U. S. government bond yields are hovering at their highest in a little over a month, but if history is any indication, the latest rally in interest rates could be short-lived.
The direction of interest rates is a significant bellwether of market sentiment. Higher rates suggest a strengthening economy, as investors tend to exit bonds in favor of meatier returns in other asset classes.
Should rates retreat, however, it may suggest investors are seeking the relative safety of government debt, and that expectations for the economy’s performance could be waning.
Looking at the ten-year yield over the last year, top technician Carter Worth pointed out that while rates have rallied particularly into the last week, a look back to the beginning of 2017 suggests another pullback.
In Worth’s chart of the ten-year yield, he points to five other “distinct counter-trend moves,” or rallies, in rates that ultimately ended in a drop. Rates move inversely to Treasury bond prices.

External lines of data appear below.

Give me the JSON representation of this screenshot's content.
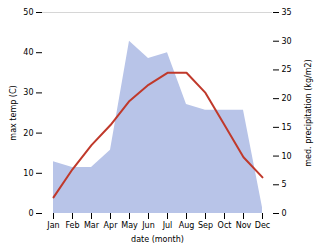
{
  "chart_data": {
    "type": "line",
    "xlabel": "date (month)",
    "ylabel": "max temp (C)",
    "y2label": "med. precipitation (kg/m2)",
    "categories": [
      "Jan",
      "Feb",
      "Mar",
      "Apr",
      "May",
      "Jun",
      "Jul",
      "Aug",
      "Sep",
      "Oct",
      "Nov",
      "Dec"
    ],
    "series": [
      {
        "type": "area",
        "color": "#b8c4e8",
        "axis": "y2",
        "values": [
          9,
          8,
          8,
          11,
          30,
          27,
          28,
          19,
          18,
          18,
          18,
          1
        ]
      },
      {
        "type": "line",
        "color": "#c0392b",
        "values": [
          4,
          11,
          17,
          22,
          28,
          32,
          35,
          35,
          30,
          22,
          14,
          9
        ]
      }
    ],
    "ylim": [
      0,
      50
    ],
    "yticks": [
      0,
      10,
      20,
      30,
      40,
      50
    ],
    "y2lim": [
      0,
      35
    ],
    "y2ticks": [
      0,
      5,
      10,
      15,
      20,
      25,
      30,
      35
    ]
  }
}
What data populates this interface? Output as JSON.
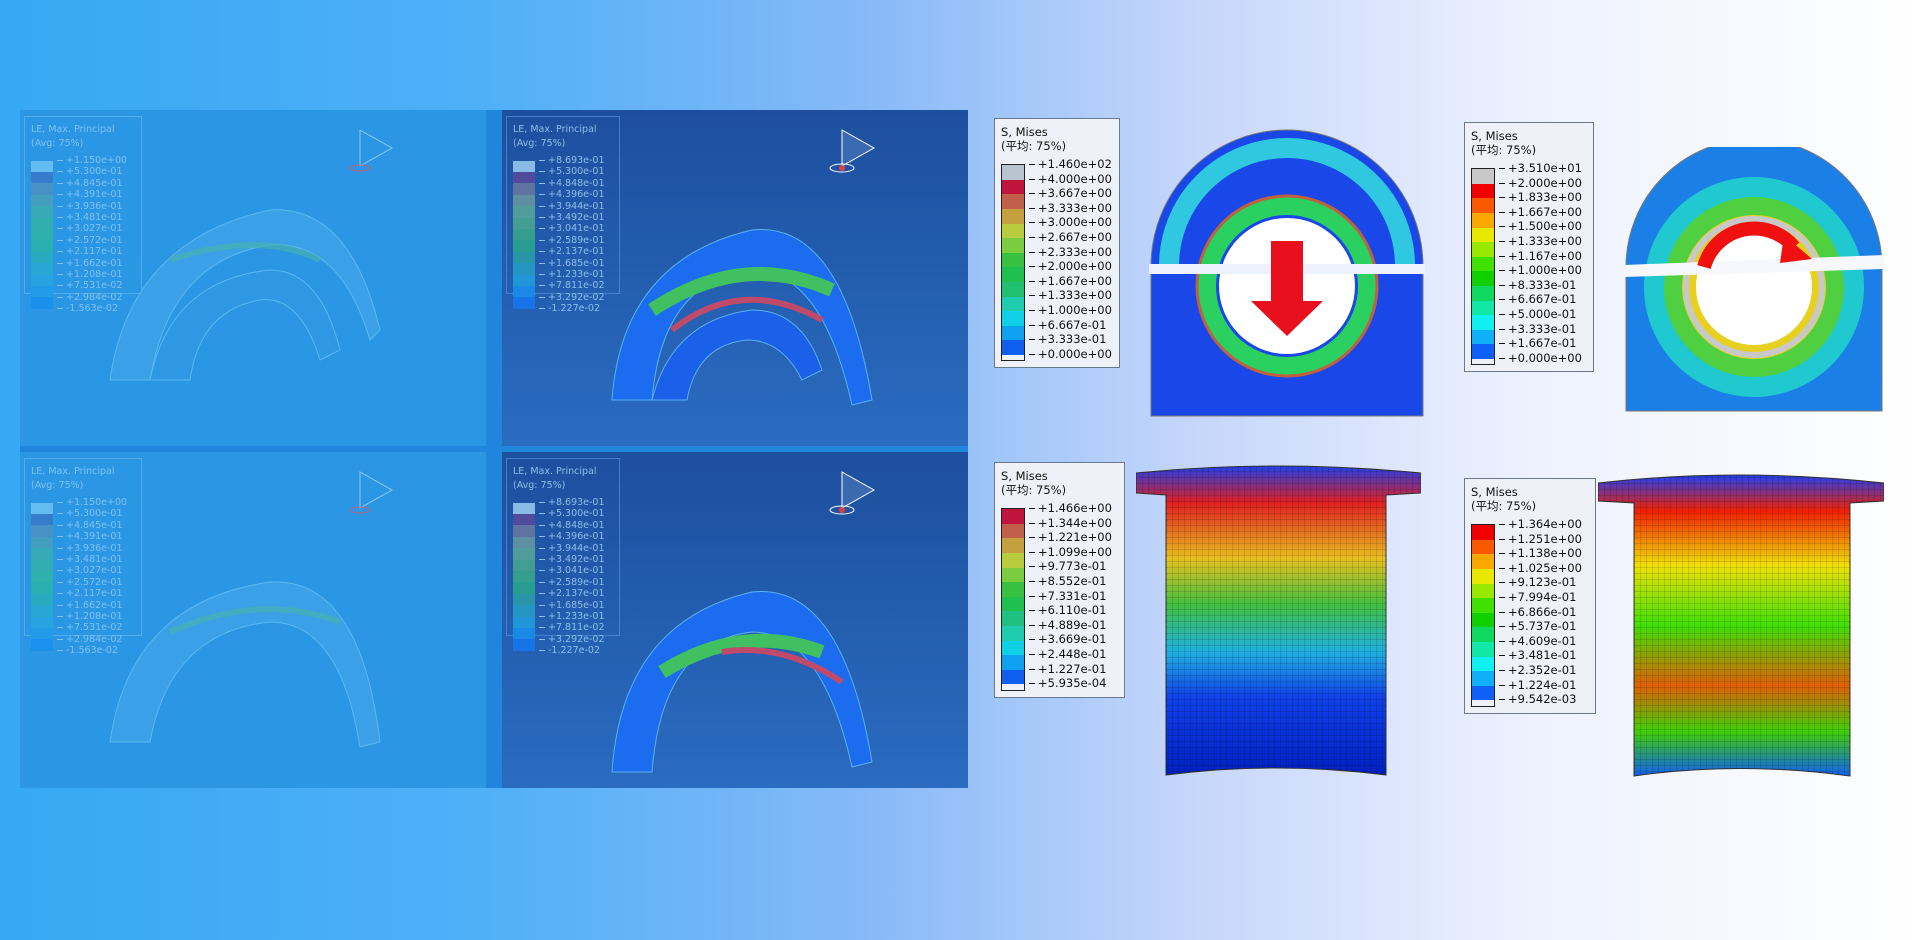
{
  "left_panels": {
    "top_left": {
      "title": "LE, Max. Principal",
      "subtitle": "(Avg: 75%)",
      "values": [
        "+1.150e+00",
        "+5.300e-01",
        "+4.845e-01",
        "+4.391e-01",
        "+3.936e-01",
        "+3.481e-01",
        "+3.027e-01",
        "+2.572e-01",
        "+2.117e-01",
        "+1.662e-01",
        "+1.208e-01",
        "+7.531e-02",
        "+2.984e-02",
        "-1.563e-02"
      ],
      "colors": [
        "#6fc3f3",
        "#3a78c8",
        "#4f8fc0",
        "#4aa0b8",
        "#3aaeb0",
        "#34b2a8",
        "#2eb6a0",
        "#2ab4a8",
        "#2aaeb8",
        "#28aad0",
        "#26a6e0",
        "#229ee8",
        "#1a90f0",
        "#1480f2"
      ]
    },
    "top_right": {
      "title": "LE, Max. Principal",
      "subtitle": "(Avg: 75%)",
      "values": [
        "+8.693e-01",
        "+5.300e-01",
        "+4.848e-01",
        "+4.396e-01",
        "+3.944e-01",
        "+3.492e-01",
        "+3.041e-01",
        "+2.589e-01",
        "+2.137e-01",
        "+1.685e-01",
        "+1.233e-01",
        "+7.811e-02",
        "+3.292e-02",
        "-1.227e-02"
      ],
      "colors": [
        "#9ccff0",
        "#5a4a9a",
        "#6a7aa0",
        "#6a9aa0",
        "#5aaa9a",
        "#4aaa90",
        "#3aaa8a",
        "#2aa88a",
        "#2aa0a8",
        "#26a0c8",
        "#20a0e0",
        "#1890f0",
        "#1478f0",
        "#1060f0"
      ]
    },
    "bottom_left": {
      "title": "LE, Max. Principal",
      "subtitle": "(Avg: 75%)",
      "values": [
        "+1.150e+00",
        "+5.300e-01",
        "+4.845e-01",
        "+4.391e-01",
        "+3.936e-01",
        "+3.481e-01",
        "+3.027e-01",
        "+2.572e-01",
        "+2.117e-01",
        "+1.662e-01",
        "+1.208e-01",
        "+7.531e-02",
        "+2.984e-02",
        "-1.563e-02"
      ],
      "colors": [
        "#6fc3f3",
        "#3a78c8",
        "#4f8fc0",
        "#4aa0b8",
        "#3aaeb0",
        "#34b2a8",
        "#2eb6a0",
        "#2ab4a8",
        "#2aaeb8",
        "#28aad0",
        "#26a6e0",
        "#229ee8",
        "#1a90f0",
        "#1480f2"
      ]
    },
    "bottom_right": {
      "title": "LE, Max. Principal",
      "subtitle": "(Avg: 75%)",
      "values": [
        "+8.693e-01",
        "+5.300e-01",
        "+4.848e-01",
        "+4.396e-01",
        "+3.944e-01",
        "+3.492e-01",
        "+3.041e-01",
        "+2.589e-01",
        "+2.137e-01",
        "+1.685e-01",
        "+1.233e-01",
        "+7.811e-02",
        "+3.292e-02",
        "-1.227e-02"
      ],
      "colors": [
        "#9ccff0",
        "#5a4a9a",
        "#6a7aa0",
        "#6a9aa0",
        "#5aaa9a",
        "#4aaa90",
        "#3aaa8a",
        "#2aa88a",
        "#2aa0a8",
        "#26a0c8",
        "#20a0e0",
        "#1890f0",
        "#1478f0",
        "#1060f0"
      ]
    }
  },
  "right_legends": {
    "bracket_press": {
      "title": "S, Mises",
      "subtitle": "(平均: 75%)",
      "values": [
        "+1.460e+02",
        "+4.000e+00",
        "+3.667e+00",
        "+3.333e+00",
        "+3.000e+00",
        "+2.667e+00",
        "+2.333e+00",
        "+2.000e+00",
        "+1.667e+00",
        "+1.333e+00",
        "+1.000e+00",
        "+6.667e-01",
        "+3.333e-01",
        "+0.000e+00"
      ],
      "colors": [
        "#b8c4d0",
        "#c0143c",
        "#c0604a",
        "#c4a040",
        "#b8cc40",
        "#7ccc40",
        "#38c040",
        "#20c050",
        "#20c070",
        "#20ccb0",
        "#10d0e8",
        "#10a0f0",
        "#1060f0",
        "#1020f0"
      ]
    },
    "bracket_twist": {
      "title": "S, Mises",
      "subtitle": "(平均: 75%)",
      "values": [
        "+3.510e+01",
        "+2.000e+00",
        "+1.833e+00",
        "+1.667e+00",
        "+1.500e+00",
        "+1.333e+00",
        "+1.167e+00",
        "+1.000e+00",
        "+8.333e-01",
        "+6.667e-01",
        "+5.000e-01",
        "+3.333e-01",
        "+1.667e-01",
        "+0.000e+00"
      ],
      "colors": [
        "#c8c8c8",
        "#f00000",
        "#f85800",
        "#f8a800",
        "#e8e800",
        "#98e800",
        "#40e000",
        "#10d000",
        "#10d860",
        "#10e8a8",
        "#10f0f0",
        "#10b0f8",
        "#1060f8",
        "#0000f0"
      ]
    },
    "sleeve_1": {
      "title": "S, Mises",
      "subtitle": "(平均: 75%)",
      "values": [
        "+1.466e+00",
        "+1.344e+00",
        "+1.221e+00",
        "+1.099e+00",
        "+9.773e-01",
        "+8.552e-01",
        "+7.331e-01",
        "+6.110e-01",
        "+4.889e-01",
        "+3.669e-01",
        "+2.448e-01",
        "+1.227e-01",
        "+5.935e-04"
      ],
      "colors": [
        "#c0143c",
        "#c0604a",
        "#c4a040",
        "#b8cc40",
        "#7ccc40",
        "#38c040",
        "#20c050",
        "#20c080",
        "#20ccb0",
        "#10d0e8",
        "#10a0f0",
        "#1060f0",
        "#1020f0"
      ]
    },
    "sleeve_2": {
      "title": "S, Mises",
      "subtitle": "(平均: 75%)",
      "values": [
        "+1.364e+00",
        "+1.251e+00",
        "+1.138e+00",
        "+1.025e+00",
        "+9.123e-01",
        "+7.994e-01",
        "+6.866e-01",
        "+5.737e-01",
        "+4.609e-01",
        "+3.481e-01",
        "+2.352e-01",
        "+1.224e-01",
        "+9.542e-03"
      ],
      "colors": [
        "#f00000",
        "#f85800",
        "#f8a800",
        "#e8e800",
        "#98e800",
        "#40e000",
        "#10d000",
        "#10d860",
        "#10e8a8",
        "#10f0f0",
        "#10b0f8",
        "#1060f8",
        "#0000f0"
      ]
    }
  },
  "arrows": {
    "press_color": "#e8101c",
    "twist_color": "#f01010"
  }
}
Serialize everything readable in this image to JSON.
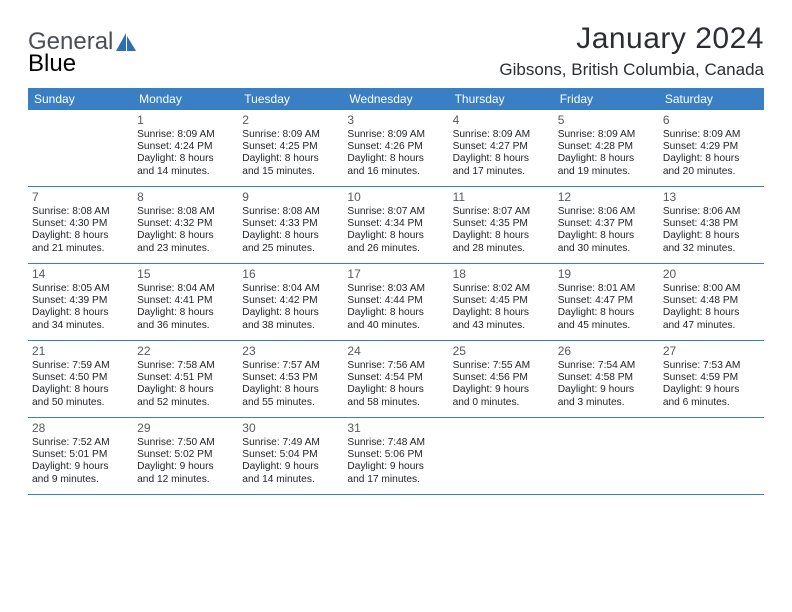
{
  "branding": {
    "word1": "General",
    "word2": "Blue",
    "color1": "#4a4f55",
    "color2": "#3a7fc4"
  },
  "header": {
    "title": "January 2024",
    "location": "Gibsons, British Columbia, Canada",
    "title_fontsize": 30,
    "location_fontsize": 17,
    "text_color": "#2b2e33"
  },
  "calendar": {
    "header_bg": "#3a7fc4",
    "header_text_color": "#ffffff",
    "divider_color": "#3a7fc4",
    "body_text_color": "#222529",
    "daynum_color": "#555a60",
    "days_of_week": [
      "Sunday",
      "Monday",
      "Tuesday",
      "Wednesday",
      "Thursday",
      "Friday",
      "Saturday"
    ],
    "weeks": [
      [
        {
          "n": "",
          "l1": "",
          "l2": "",
          "l3": "",
          "l4": ""
        },
        {
          "n": "1",
          "l1": "Sunrise: 8:09 AM",
          "l2": "Sunset: 4:24 PM",
          "l3": "Daylight: 8 hours",
          "l4": "and 14 minutes."
        },
        {
          "n": "2",
          "l1": "Sunrise: 8:09 AM",
          "l2": "Sunset: 4:25 PM",
          "l3": "Daylight: 8 hours",
          "l4": "and 15 minutes."
        },
        {
          "n": "3",
          "l1": "Sunrise: 8:09 AM",
          "l2": "Sunset: 4:26 PM",
          "l3": "Daylight: 8 hours",
          "l4": "and 16 minutes."
        },
        {
          "n": "4",
          "l1": "Sunrise: 8:09 AM",
          "l2": "Sunset: 4:27 PM",
          "l3": "Daylight: 8 hours",
          "l4": "and 17 minutes."
        },
        {
          "n": "5",
          "l1": "Sunrise: 8:09 AM",
          "l2": "Sunset: 4:28 PM",
          "l3": "Daylight: 8 hours",
          "l4": "and 19 minutes."
        },
        {
          "n": "6",
          "l1": "Sunrise: 8:09 AM",
          "l2": "Sunset: 4:29 PM",
          "l3": "Daylight: 8 hours",
          "l4": "and 20 minutes."
        }
      ],
      [
        {
          "n": "7",
          "l1": "Sunrise: 8:08 AM",
          "l2": "Sunset: 4:30 PM",
          "l3": "Daylight: 8 hours",
          "l4": "and 21 minutes."
        },
        {
          "n": "8",
          "l1": "Sunrise: 8:08 AM",
          "l2": "Sunset: 4:32 PM",
          "l3": "Daylight: 8 hours",
          "l4": "and 23 minutes."
        },
        {
          "n": "9",
          "l1": "Sunrise: 8:08 AM",
          "l2": "Sunset: 4:33 PM",
          "l3": "Daylight: 8 hours",
          "l4": "and 25 minutes."
        },
        {
          "n": "10",
          "l1": "Sunrise: 8:07 AM",
          "l2": "Sunset: 4:34 PM",
          "l3": "Daylight: 8 hours",
          "l4": "and 26 minutes."
        },
        {
          "n": "11",
          "l1": "Sunrise: 8:07 AM",
          "l2": "Sunset: 4:35 PM",
          "l3": "Daylight: 8 hours",
          "l4": "and 28 minutes."
        },
        {
          "n": "12",
          "l1": "Sunrise: 8:06 AM",
          "l2": "Sunset: 4:37 PM",
          "l3": "Daylight: 8 hours",
          "l4": "and 30 minutes."
        },
        {
          "n": "13",
          "l1": "Sunrise: 8:06 AM",
          "l2": "Sunset: 4:38 PM",
          "l3": "Daylight: 8 hours",
          "l4": "and 32 minutes."
        }
      ],
      [
        {
          "n": "14",
          "l1": "Sunrise: 8:05 AM",
          "l2": "Sunset: 4:39 PM",
          "l3": "Daylight: 8 hours",
          "l4": "and 34 minutes."
        },
        {
          "n": "15",
          "l1": "Sunrise: 8:04 AM",
          "l2": "Sunset: 4:41 PM",
          "l3": "Daylight: 8 hours",
          "l4": "and 36 minutes."
        },
        {
          "n": "16",
          "l1": "Sunrise: 8:04 AM",
          "l2": "Sunset: 4:42 PM",
          "l3": "Daylight: 8 hours",
          "l4": "and 38 minutes."
        },
        {
          "n": "17",
          "l1": "Sunrise: 8:03 AM",
          "l2": "Sunset: 4:44 PM",
          "l3": "Daylight: 8 hours",
          "l4": "and 40 minutes."
        },
        {
          "n": "18",
          "l1": "Sunrise: 8:02 AM",
          "l2": "Sunset: 4:45 PM",
          "l3": "Daylight: 8 hours",
          "l4": "and 43 minutes."
        },
        {
          "n": "19",
          "l1": "Sunrise: 8:01 AM",
          "l2": "Sunset: 4:47 PM",
          "l3": "Daylight: 8 hours",
          "l4": "and 45 minutes."
        },
        {
          "n": "20",
          "l1": "Sunrise: 8:00 AM",
          "l2": "Sunset: 4:48 PM",
          "l3": "Daylight: 8 hours",
          "l4": "and 47 minutes."
        }
      ],
      [
        {
          "n": "21",
          "l1": "Sunrise: 7:59 AM",
          "l2": "Sunset: 4:50 PM",
          "l3": "Daylight: 8 hours",
          "l4": "and 50 minutes."
        },
        {
          "n": "22",
          "l1": "Sunrise: 7:58 AM",
          "l2": "Sunset: 4:51 PM",
          "l3": "Daylight: 8 hours",
          "l4": "and 52 minutes."
        },
        {
          "n": "23",
          "l1": "Sunrise: 7:57 AM",
          "l2": "Sunset: 4:53 PM",
          "l3": "Daylight: 8 hours",
          "l4": "and 55 minutes."
        },
        {
          "n": "24",
          "l1": "Sunrise: 7:56 AM",
          "l2": "Sunset: 4:54 PM",
          "l3": "Daylight: 8 hours",
          "l4": "and 58 minutes."
        },
        {
          "n": "25",
          "l1": "Sunrise: 7:55 AM",
          "l2": "Sunset: 4:56 PM",
          "l3": "Daylight: 9 hours",
          "l4": "and 0 minutes."
        },
        {
          "n": "26",
          "l1": "Sunrise: 7:54 AM",
          "l2": "Sunset: 4:58 PM",
          "l3": "Daylight: 9 hours",
          "l4": "and 3 minutes."
        },
        {
          "n": "27",
          "l1": "Sunrise: 7:53 AM",
          "l2": "Sunset: 4:59 PM",
          "l3": "Daylight: 9 hours",
          "l4": "and 6 minutes."
        }
      ],
      [
        {
          "n": "28",
          "l1": "Sunrise: 7:52 AM",
          "l2": "Sunset: 5:01 PM",
          "l3": "Daylight: 9 hours",
          "l4": "and 9 minutes."
        },
        {
          "n": "29",
          "l1": "Sunrise: 7:50 AM",
          "l2": "Sunset: 5:02 PM",
          "l3": "Daylight: 9 hours",
          "l4": "and 12 minutes."
        },
        {
          "n": "30",
          "l1": "Sunrise: 7:49 AM",
          "l2": "Sunset: 5:04 PM",
          "l3": "Daylight: 9 hours",
          "l4": "and 14 minutes."
        },
        {
          "n": "31",
          "l1": "Sunrise: 7:48 AM",
          "l2": "Sunset: 5:06 PM",
          "l3": "Daylight: 9 hours",
          "l4": "and 17 minutes."
        },
        {
          "n": "",
          "l1": "",
          "l2": "",
          "l3": "",
          "l4": ""
        },
        {
          "n": "",
          "l1": "",
          "l2": "",
          "l3": "",
          "l4": ""
        },
        {
          "n": "",
          "l1": "",
          "l2": "",
          "l3": "",
          "l4": ""
        }
      ]
    ]
  }
}
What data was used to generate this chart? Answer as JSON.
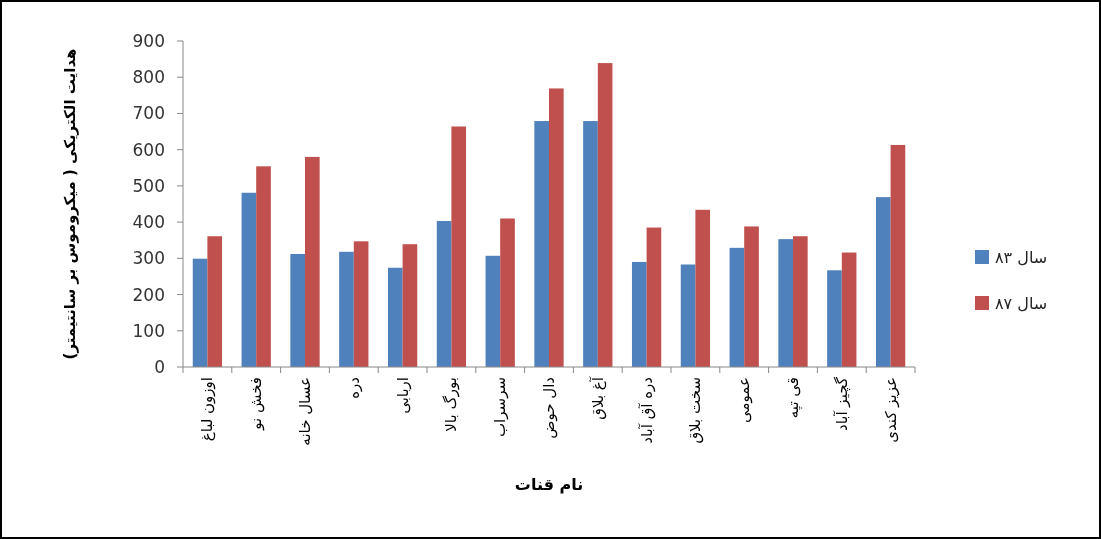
{
  "chart_data": {
    "type": "bar",
    "xlabel": "نام قنات",
    "ylabel": "هدایت الکتریکی ( میکروموس بر سانتیمتر)",
    "categories": [
      "اوزون لباغ",
      "فخش نو",
      "عسال خانه",
      "دره",
      "اربابی",
      "بورگ بالا",
      "سرسراب",
      "دال حوض",
      "آغ بلاق",
      "دره آق آباد",
      "سخت بلاق",
      "عمومی",
      "قی تپه",
      "گچیز آباد",
      "عزیز کندی"
    ],
    "series": [
      {
        "name": "سال ۸۳",
        "color": "#4f81bd",
        "values": [
          299,
          481,
          312,
          318,
          274,
          403,
          307,
          679,
          679,
          290,
          283,
          329,
          353,
          267,
          469
        ]
      },
      {
        "name": "سال ۸۷",
        "color": "#c0504d",
        "values": [
          361,
          554,
          580,
          347,
          339,
          664,
          410,
          769,
          839,
          385,
          434,
          388,
          361,
          316,
          613
        ]
      }
    ],
    "ylim": [
      0,
      900
    ],
    "yticks": [
      0,
      100,
      200,
      300,
      400,
      500,
      600,
      700,
      800,
      900
    ],
    "grid": false,
    "legend": "right"
  }
}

“Each one of [these rallies] has been quite symmetrical in terms of duration and magnitude,” he explained on CNBC’s “Futures Now.” this week. “Typically between 25 and 30 basis points, and somewhere between two weeks, that is ten sessions, and 3 weeks, fifteen sessions.”
And since Worth’s chart indicates that rates in September had already climbed for 8 straight sessions, a pullback in Treasury yields might actually be in the works.
Wall Street’s consensus was that at the beginning of the year, analysts thought rates would be climbing to 3.25 percent. However, says Worth, the fact that Treasury yields fell as low as 2 percent this year doesn’t bode well for that prediction.
“The burden of proof remains on those making the case for higher yields, because those making the case for lower yields just have to point to two facts,” he said.
“First, the consensus to start the year at 3.25 percent” has fallen short and is unlikely to be reached, Worth said. “We’ve had other counter-trend rallies like this, moves up in the 10-year, only to stop each time,” he added.
As a result, Worth suggests looking at sectors like utilities or health care. He also urged investors to be particularly cautious on financials, as he believed many of the names in that sector are still struggling on a business level.
Treasury yields did actually fall on Friday, down 1.5 percent from Thursday.
U. S. Treasury yields have gained in the wake of the Federal Reserve maintained its near-term outlook on interest rate increases. The central bank intends to begin reversing a massive bond-purchase program it began during the financial crisis.